Jean Leonetti, maire LR d’Antibes, a donné son nom à la loi du 22 avril 2005 relative aux droits des malades et à la fin de vie ainsi qu’à la loi du 2 février 2016 (Claeys-Leonetti) relative aux droits des patients en fin de vie.
LE FIGARO .- La loi relative aux droits des malades et à la fin de vie, qui porte votre nom, aura vingt ans le 22 avril. Dans quel contexte fut-elle votée ?

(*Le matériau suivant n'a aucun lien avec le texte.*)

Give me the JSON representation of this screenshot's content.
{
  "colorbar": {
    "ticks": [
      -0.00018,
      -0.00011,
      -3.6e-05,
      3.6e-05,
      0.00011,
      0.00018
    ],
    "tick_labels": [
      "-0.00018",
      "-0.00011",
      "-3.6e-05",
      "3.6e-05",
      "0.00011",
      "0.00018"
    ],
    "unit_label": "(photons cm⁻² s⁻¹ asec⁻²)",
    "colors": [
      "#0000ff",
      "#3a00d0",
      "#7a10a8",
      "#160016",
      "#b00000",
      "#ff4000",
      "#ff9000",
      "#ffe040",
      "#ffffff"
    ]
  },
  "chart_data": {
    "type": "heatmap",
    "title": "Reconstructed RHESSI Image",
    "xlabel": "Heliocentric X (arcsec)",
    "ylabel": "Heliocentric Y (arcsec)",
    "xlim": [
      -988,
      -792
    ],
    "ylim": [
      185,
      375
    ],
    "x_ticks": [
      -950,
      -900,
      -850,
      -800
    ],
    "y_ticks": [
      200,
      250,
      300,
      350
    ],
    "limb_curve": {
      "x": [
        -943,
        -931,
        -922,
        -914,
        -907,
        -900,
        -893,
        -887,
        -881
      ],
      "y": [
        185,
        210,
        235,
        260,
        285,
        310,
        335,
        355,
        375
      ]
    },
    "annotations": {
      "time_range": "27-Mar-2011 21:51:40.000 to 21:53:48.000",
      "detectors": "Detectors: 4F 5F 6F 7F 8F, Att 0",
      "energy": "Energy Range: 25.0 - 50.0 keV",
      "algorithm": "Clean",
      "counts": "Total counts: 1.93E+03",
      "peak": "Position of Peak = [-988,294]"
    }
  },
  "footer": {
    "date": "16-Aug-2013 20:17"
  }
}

JEAN LEONETTI. - La loi de 2005 fait suite au drame très médiatisé de Vincent Humbert qui relance le débat sur la légalisation de l’euthanasie. Une mission parlementaire est alors mise en place à l’Assemblée nationale composée de trente-et-un députés issus de tous les bancs de l’hémicycle. Les débats et les auditions durent plus d’un an et progressivement un doute collectif se substitue à des certitudes individuelles, ce qui permet la convergence de points de vue initialement opposés. Entre le statu quo et la légalisation de l’euthanasie, une troisième voie originale finit par s’imposer. Il s’agit du triple engagement du «non-abandon», de la «non-souffrance» et du rejet de «l’acharnement thérapeutique». Le texte adopté à l’unanimité apparaît consensuellement comme une avancée majeure. Il autorise l’arrêt des traitements de survie dans certaines circonstances et ouvre la possibilité de soulager la souffrance « même si » cela peut hâter la mort.
Quels sont les risques liés à la proposition d’un nouveau projet de loi fin de vie dans la situation politique actuelle du pays ?

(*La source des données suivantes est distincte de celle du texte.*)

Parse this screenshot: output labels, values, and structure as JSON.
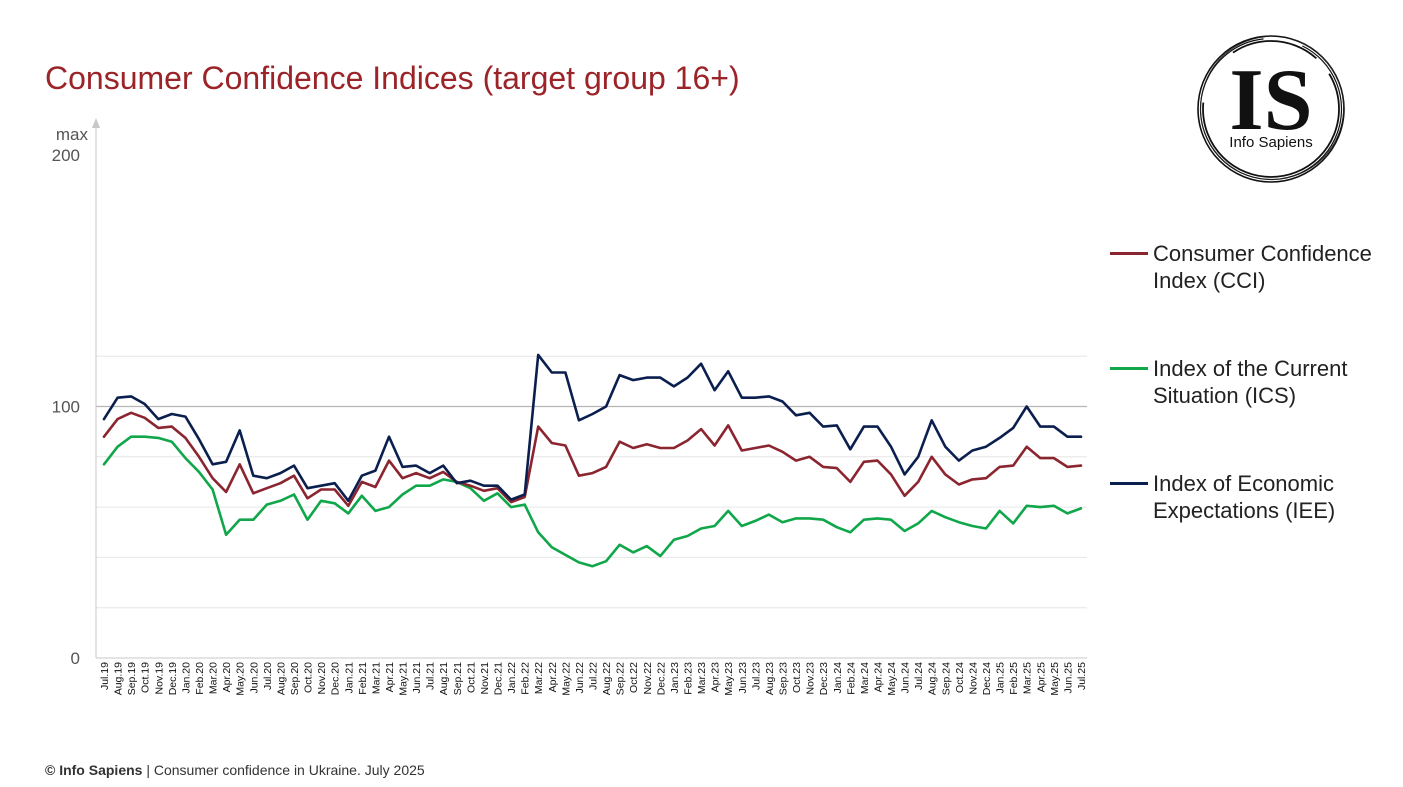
{
  "title": "Consumer Confidence Indices (target group 16+)",
  "footer": {
    "brand": "© Info Sapiens",
    "text": " | Consumer confidence in Ukraine. July 2025"
  },
  "logo": {
    "letters": "IS",
    "name": "Info Sapiens"
  },
  "legend": [
    {
      "label": "Consumer Confidence Index (CCI)",
      "color": "#8b2530"
    },
    {
      "label": "Index of the Current Situation (ICS)",
      "color": "#10a64a"
    },
    {
      "label": "Index of Economic Expectations (IEE)",
      "color": "#0b1f4f"
    }
  ],
  "chart_data": {
    "type": "line",
    "title": "Consumer Confidence Indices (target group 16+)",
    "y_label_top": "max",
    "ylim": [
      0,
      200
    ],
    "yticks": [
      0,
      100,
      200
    ],
    "grid_lines": [
      20,
      40,
      60,
      80,
      100,
      120
    ],
    "reference_line": 100,
    "x": [
      "Jul.19",
      "Aug.19",
      "Sep.19",
      "Oct.19",
      "Nov.19",
      "Dec.19",
      "Jan.20",
      "Feb.20",
      "Mar.20",
      "Apr.20",
      "May.20",
      "Jun.20",
      "Jul.20",
      "Aug.20",
      "Sep.20",
      "Oct.20",
      "Nov.20",
      "Dec.20",
      "Jan.21",
      "Feb.21",
      "Mar.21",
      "Apr.21",
      "May.21",
      "Jun.21",
      "Jul.21",
      "Aug.21",
      "Sep.21",
      "Oct.21",
      "Nov.21",
      "Dec.21",
      "Jan.22",
      "Feb.22",
      "Mar.22",
      "Apr.22",
      "May.22",
      "Jun.22",
      "Jul.22",
      "Aug.22",
      "Sep.22",
      "Oct.22",
      "Nov.22",
      "Dec.22",
      "Jan.23",
      "Feb.23",
      "Mar.23",
      "Apr.23",
      "May.23",
      "Jun.23",
      "Jul.23",
      "Aug.23",
      "Sep.23",
      "Oct.23",
      "Nov.23",
      "Dec.23",
      "Jan.24",
      "Feb.24",
      "Mar.24",
      "Apr.24",
      "May.24",
      "Jun.24",
      "Jul.24",
      "Aug.24",
      "Sep.24",
      "Oct.24",
      "Nov.24",
      "Dec.24",
      "Jan.25",
      "Feb.25",
      "Mar.25",
      "Apr.25",
      "May.25",
      "Jun.25",
      "Jul.25"
    ],
    "series": [
      {
        "name": "Consumer Confidence Index (CCI)",
        "color": "#8b2530",
        "values": [
          88,
          95,
          97.5,
          95.5,
          91.5,
          92,
          87.5,
          80,
          71.5,
          66,
          77,
          65.5,
          67.5,
          69.5,
          72.5,
          63.5,
          67,
          67,
          60.5,
          70,
          68,
          78.5,
          71.5,
          73.5,
          71.5,
          74,
          70,
          68.5,
          66.5,
          67.5,
          62,
          64,
          92,
          85.5,
          84.5,
          72.5,
          73.5,
          76,
          86,
          83.5,
          85,
          83.5,
          83.5,
          86.5,
          91,
          84.5,
          92.5,
          82.5,
          83.5,
          84.5,
          82,
          78.5,
          80,
          76,
          75.5,
          70,
          78,
          78.5,
          73,
          64.5,
          70,
          80,
          73,
          69,
          71,
          71.5,
          76,
          76.5,
          84,
          79.5,
          79.5,
          76,
          76.5
        ]
      },
      {
        "name": "Index of the Current Situation (ICS)",
        "color": "#10a64a",
        "values": [
          77,
          84,
          88,
          88,
          87.5,
          86,
          79.5,
          74,
          67,
          49,
          55,
          55,
          61,
          62.5,
          65,
          55,
          62.5,
          61.5,
          57.5,
          64.5,
          58.5,
          60,
          65,
          68.5,
          68.5,
          71,
          70,
          67.5,
          62.5,
          65.5,
          60,
          61,
          50,
          44,
          41,
          38,
          36.5,
          38.5,
          45,
          42,
          44.5,
          40.5,
          47,
          48.5,
          51.5,
          52.5,
          58.5,
          52.5,
          54.5,
          57,
          54,
          55.5,
          55.5,
          55,
          52,
          50,
          55,
          55.5,
          55,
          50.5,
          53.5,
          58.5,
          56,
          54,
          52.5,
          51.5,
          58.5,
          53.5,
          60.5,
          60,
          60.5,
          57.5,
          59.5
        ]
      },
      {
        "name": "Index of Economic Expectations (IEE)",
        "color": "#0b1f4f",
        "values": [
          95,
          103.5,
          104,
          101,
          95,
          97,
          96,
          87,
          77,
          78,
          90.5,
          72.5,
          71.5,
          73.5,
          76.5,
          67.5,
          68.5,
          69.5,
          62.5,
          72.5,
          74.5,
          88,
          76,
          76.5,
          73.5,
          76.5,
          69.5,
          70.5,
          68.5,
          68.5,
          63,
          65,
          120.5,
          113.5,
          113.5,
          94.5,
          97,
          100,
          112.5,
          110.5,
          111.5,
          111.5,
          108,
          111.5,
          117,
          106.5,
          114,
          103.5,
          103.5,
          104,
          102,
          96.5,
          97.5,
          92,
          92.5,
          83,
          92,
          92,
          84,
          73,
          80,
          94.5,
          84,
          78.5,
          82.5,
          84,
          87.5,
          91.5,
          100,
          92,
          92,
          88,
          88
        ]
      }
    ]
  }
}
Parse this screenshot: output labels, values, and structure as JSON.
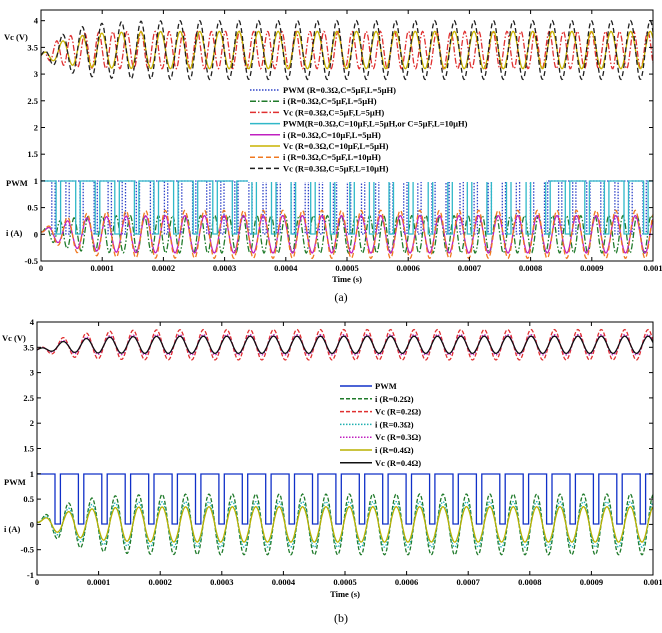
{
  "chart_data": [
    {
      "type": "line",
      "caption": "(a)",
      "xlabel": "Time (s)",
      "xlim": [
        0,
        0.001
      ],
      "x_ticks": [
        "0",
        "0.0001",
        "0.0002",
        "0.0003",
        "0.0004",
        "0.0005",
        "0.0006",
        "0.0007",
        "0.0008",
        "0.0009",
        "0.001"
      ],
      "ylim": [
        -0.5,
        4.2
      ],
      "y_ticks": [
        "-0.5",
        "0",
        "0.5",
        "1",
        "1.5",
        "2",
        "2.5",
        "3",
        "3.5",
        "4"
      ],
      "axis_labels": [
        "Vc (V)",
        "PWM",
        "i (A)"
      ],
      "grid": false,
      "legend_position": "center",
      "series": [
        {
          "name": "PWM (R=0.3Ω,C=5µF,L=5µH)",
          "kind": "pwm",
          "color": "#2f43c8",
          "dash": "1.5,1.5",
          "period_us": 23.0,
          "duty": 0.77
        },
        {
          "name": "i (R=0.3Ω,C=5µF,L=5µH)",
          "kind": "current",
          "color": "#1f7a2a",
          "dash": "6,2,1.5,2",
          "period_us": 23.0,
          "amplitude": 0.35,
          "offset": 0.0
        },
        {
          "name": "Vc (R=0.3Ω,C=5µF,L=5µH)",
          "kind": "voltage",
          "color": "#e03030",
          "dash": "6,2,1.5,2",
          "period_us": 23.0,
          "amplitude": 0.35,
          "mean": 3.45
        },
        {
          "name": "PWM(R=0.3Ω,C=10µF,L=5µH,or C=5µF,L=10µH)",
          "kind": "pwm",
          "color": "#30b8c8",
          "dash": "",
          "period_us": 32.0,
          "duty": 0.77
        },
        {
          "name": "i (R=0.3Ω,C=10µF,L=5µH)",
          "kind": "current",
          "color": "#c020c0",
          "dash": "",
          "period_us": 32.0,
          "amplitude": 0.35,
          "offset": 0.0
        },
        {
          "name": "Vc (R=0.3Ω,C=10µF,L=5µH)",
          "kind": "voltage",
          "color": "#c8b400",
          "dash": "",
          "period_us": 32.0,
          "amplitude": 0.35,
          "mean": 3.45
        },
        {
          "name": "i (R=0.3Ω,C=5µF,L=10µH)",
          "kind": "current",
          "color": "#f07820",
          "dash": "5,3",
          "period_us": 32.0,
          "amplitude": 0.45,
          "offset": 0.0
        },
        {
          "name": "Vc (R=0.3Ω,C=5µF,L=10µH)",
          "kind": "voltage",
          "color": "#202020",
          "dash": "5,3",
          "period_us": 32.0,
          "amplitude": 0.55,
          "mean": 3.45
        }
      ]
    },
    {
      "type": "line",
      "caption": "(b)",
      "xlabel": "Time (s)",
      "xlim": [
        0,
        0.001
      ],
      "x_ticks": [
        "0",
        "0.0001",
        "0.0002",
        "0.0003",
        "0.0004",
        "0.0005",
        "0.0006",
        "0.0007",
        "0.0008",
        "0.0009",
        "0.001"
      ],
      "ylim": [
        -1,
        4
      ],
      "y_ticks": [
        "-1",
        "-0.5",
        "0",
        "0.5",
        "1",
        "1.5",
        "2",
        "2.5",
        "3",
        "3.5",
        "4"
      ],
      "axis_labels": [
        "Vc (V)",
        "PWM",
        "i (A)"
      ],
      "grid": false,
      "legend_position": "center-right",
      "series": [
        {
          "name": "PWM",
          "kind": "pwm",
          "color": "#1030c8",
          "dash": "",
          "period_us": 38.0,
          "duty": 0.77
        },
        {
          "name": "i (R=0.2Ω)",
          "kind": "current",
          "color": "#1f7a2a",
          "dash": "4,2",
          "period_us": 38.0,
          "amplitude": 0.6,
          "offset": 0.0
        },
        {
          "name": "Vc (R=0.2Ω)",
          "kind": "voltage",
          "color": "#e03030",
          "dash": "4,2",
          "period_us": 38.0,
          "amplitude": 0.3,
          "mean": 3.55
        },
        {
          "name": "i (R=0.3Ω)",
          "kind": "current",
          "color": "#20b0b0",
          "dash": "1.5,1.5",
          "period_us": 38.0,
          "amplitude": 0.45,
          "offset": 0.0
        },
        {
          "name": "Vc (R=0.3Ω)",
          "kind": "voltage",
          "color": "#c020c0",
          "dash": "1.5,1.5",
          "period_us": 38.0,
          "amplitude": 0.2,
          "mean": 3.55
        },
        {
          "name": "i (R=0.4Ω)",
          "kind": "current",
          "color": "#b8b000",
          "dash": "",
          "period_us": 38.0,
          "amplitude": 0.35,
          "offset": 0.0
        },
        {
          "name": "Vc (R=0.4Ω)",
          "kind": "voltage",
          "color": "#101010",
          "dash": "",
          "period_us": 38.0,
          "amplitude": 0.17,
          "mean": 3.55
        }
      ]
    }
  ]
}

Ce type de texte nécessite beaucoup de respect pour les positions de chacun et doit éviter les simplifications et les caricatures. Je ne suis pas sûr que le climat actuel dans l’hémicycle soit favorable à une telle discussion. L’objectif du législateur d’aujourd’hui n’est pas de rechercher un équilibre entre le respect de l’autonomie et la protection de la vulnérabilité mais d’ouvrir un «droit à la mort pour tous» assorti de quelques garde-fous pour rassurer les plus réticents. Mais tôt ou tard, tous les verrous sauteront comme cela s’est produit dans les pays qui ont légalisé l’euthanasie et le suicide assisté. Il faut s’enrichir du bilan constaté aux Pays Bas et de ses dérives actuelles, ou encore observer l’évolution catastrophique de ce droit au Canada. Déjà, dans le texte présenté à l’Assemblée nationale, la collégialité médicale a disparu pour autoriser l’administration de la substance létale, la notion de pronostic vital engagé est remise en cause et certains députés, comme Sandrine Rousseau, veulent déjà ouvrir ce «droit» aux mineurs. Lorsque la boîte de Pandore sera ouverte, on ne pourra pas la refermer.

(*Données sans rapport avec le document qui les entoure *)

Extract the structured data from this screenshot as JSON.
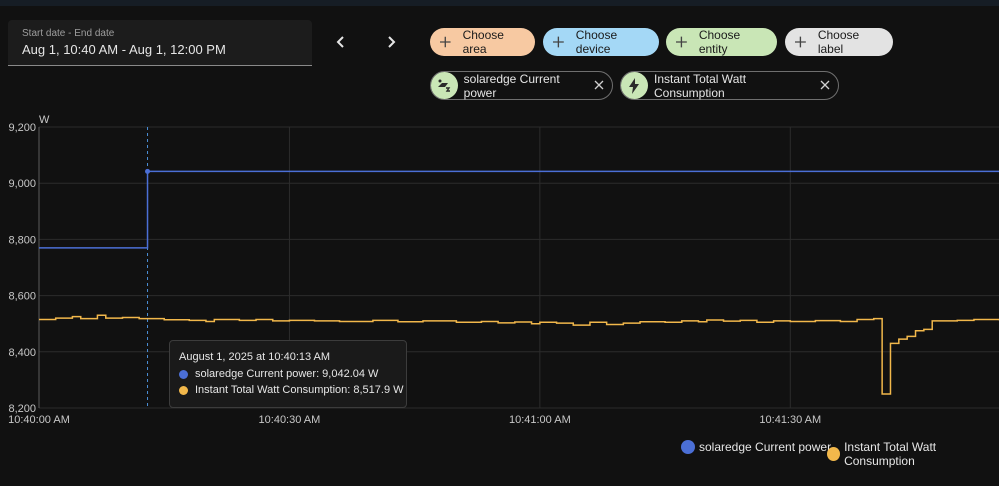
{
  "date_range": {
    "label": "Start date - End date",
    "value": "Aug 1, 10:40 AM - Aug 1, 12:00 PM"
  },
  "nav": {
    "prev_icon": "chevron-left-icon",
    "next_icon": "chevron-right-icon"
  },
  "target_chips": [
    {
      "label": "Choose area",
      "icon": "plus-icon",
      "color": "#f7c9a2"
    },
    {
      "label": "Choose device",
      "icon": "plus-icon",
      "color": "#a4d8f6"
    },
    {
      "label": "Choose entity",
      "icon": "plus-icon",
      "color": "#c9e6b6"
    },
    {
      "label": "Choose label",
      "icon": "plus-icon",
      "color": "#e3e3e3"
    }
  ],
  "selected_entities": [
    {
      "label": "solaredge Current power",
      "icon": "solar-power-icon"
    },
    {
      "label": "Instant Total Watt Consumption",
      "icon": "lightning-bolt-icon"
    }
  ],
  "tooltip": {
    "title": "August 1, 2025 at 10:40:13 AM",
    "rows": [
      "solaredge Current power: 9,042.04 W",
      "Instant Total Watt Consumption: 8,517.9 W"
    ]
  },
  "chart_data": {
    "type": "line",
    "ylabel": "W",
    "ylim": [
      8200,
      9200
    ],
    "y_ticks": [
      "9,200",
      "9,000",
      "8,800",
      "8,600",
      "8,400",
      "8,200"
    ],
    "y_tick_values": [
      9200,
      9000,
      8800,
      8600,
      8400,
      8200
    ],
    "x_ticks": [
      "10:40:00 AM",
      "10:40:30 AM",
      "10:41:00 AM",
      "10:41:30 AM"
    ],
    "x_tick_seconds": [
      0,
      30,
      60,
      90
    ],
    "xlim_seconds": [
      0,
      115
    ],
    "hover_seconds": 13,
    "grid": true,
    "legend_position": "bottom-right",
    "series": [
      {
        "name": "solaredge Current power",
        "color": "#4b6fd6",
        "step": true,
        "points": [
          [
            0,
            8770
          ],
          [
            13,
            8770
          ],
          [
            13,
            9042.04
          ],
          [
            115,
            9042.04
          ]
        ]
      },
      {
        "name": "Instant Total Watt Consumption",
        "color": "#f2b84b",
        "step": true,
        "points": [
          [
            0,
            8515
          ],
          [
            2,
            8520
          ],
          [
            4,
            8525
          ],
          [
            5,
            8518
          ],
          [
            7,
            8530
          ],
          [
            8,
            8520
          ],
          [
            10,
            8522
          ],
          [
            12,
            8518
          ],
          [
            13,
            8517.9
          ],
          [
            15,
            8514
          ],
          [
            18,
            8512
          ],
          [
            20,
            8508
          ],
          [
            21,
            8515
          ],
          [
            24,
            8512
          ],
          [
            26,
            8515
          ],
          [
            28,
            8510
          ],
          [
            30,
            8512
          ],
          [
            33,
            8510
          ],
          [
            36,
            8508
          ],
          [
            40,
            8512
          ],
          [
            43,
            8507
          ],
          [
            46,
            8510
          ],
          [
            50,
            8505
          ],
          [
            53,
            8508
          ],
          [
            55,
            8503
          ],
          [
            57,
            8506
          ],
          [
            59,
            8500
          ],
          [
            60,
            8505
          ],
          [
            62,
            8502
          ],
          [
            64,
            8495
          ],
          [
            66,
            8505
          ],
          [
            68,
            8497
          ],
          [
            70,
            8502
          ],
          [
            72,
            8507
          ],
          [
            75,
            8505
          ],
          [
            77,
            8510
          ],
          [
            79,
            8507
          ],
          [
            80,
            8513
          ],
          [
            82,
            8509
          ],
          [
            84,
            8512
          ],
          [
            86,
            8505
          ],
          [
            88,
            8510
          ],
          [
            90,
            8508
          ],
          [
            93,
            8511
          ],
          [
            96,
            8508
          ],
          [
            98,
            8515
          ],
          [
            100,
            8518
          ],
          [
            101,
            8250
          ],
          [
            102,
            8430
          ],
          [
            103,
            8445
          ],
          [
            104,
            8455
          ],
          [
            105,
            8475
          ],
          [
            106,
            8480
          ],
          [
            107,
            8510
          ],
          [
            110,
            8512
          ],
          [
            112,
            8515
          ],
          [
            115,
            8512
          ]
        ]
      }
    ]
  }
}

Le premier ministre François Bayrou a voulu scinder le nouveau projet en deux textes, l’un sur les soins palliatifs et l’autre sur l’aide active à mourir. Est-ce une bonne idée ?
Mettre en place un texte qui amalgamait artificiellement le développement des soins palliatifs et l’ouverture d’un droit à la mort était une manœuvre pour donner l’illusion d’un texte équilibré. Séparer les deux textes a le mérite de la clarté. Par ailleurs, le développement des soins palliatifs a plus besoin de moyens et de volonté politique que de textes législatifs. La loi concernant les soins palliatifs date de 1999, elle n’est toujours pas appliquée.
Depuis le début, les mots cherchent à atténuer la violence de l’acte de donner la mort. Il s’agit bien, en effet, de donner la mort, d’euthanasie, d’assistance au suicide. Ceux qui sont partisans de légiférer dans ce sens ne devraient pas se cacher derrière les formules creuses utilisées comme bouclier.
Jean Leonetti.
Pour la ministre de la Santé Catherine Vautrin, l’objectif de la loi annoncée est de « garantir à chacun une fin de vie digne, dans le respect de son autonomie ». Ce que dit le gouvernement vous rassure-t-il ?
Une fois de plus, on masque avec ce type de formule la réalité du projet. Catherine Vautrin a changé d’avis en entrant au gouvernement. Je ne lui ferai pas un procès en insincérité. Mais depuis le début, les mots cherchent à atténuer la violence de l’acte de donner la mort. Il s’agit bien, en effet, de donner la mort, d’euthanasie, d’assistance au suicide. Ceux qui sont partisans de légiférer dans ce sens ne devraient pas se cacher derrière les formules creuses utilisées comme bouclier. Cette manœuvre qui évite de dire ce que l’on va faire en dit long sur la perception du caractère majeur de la transgression de donner la mort à l’autre dans notre société.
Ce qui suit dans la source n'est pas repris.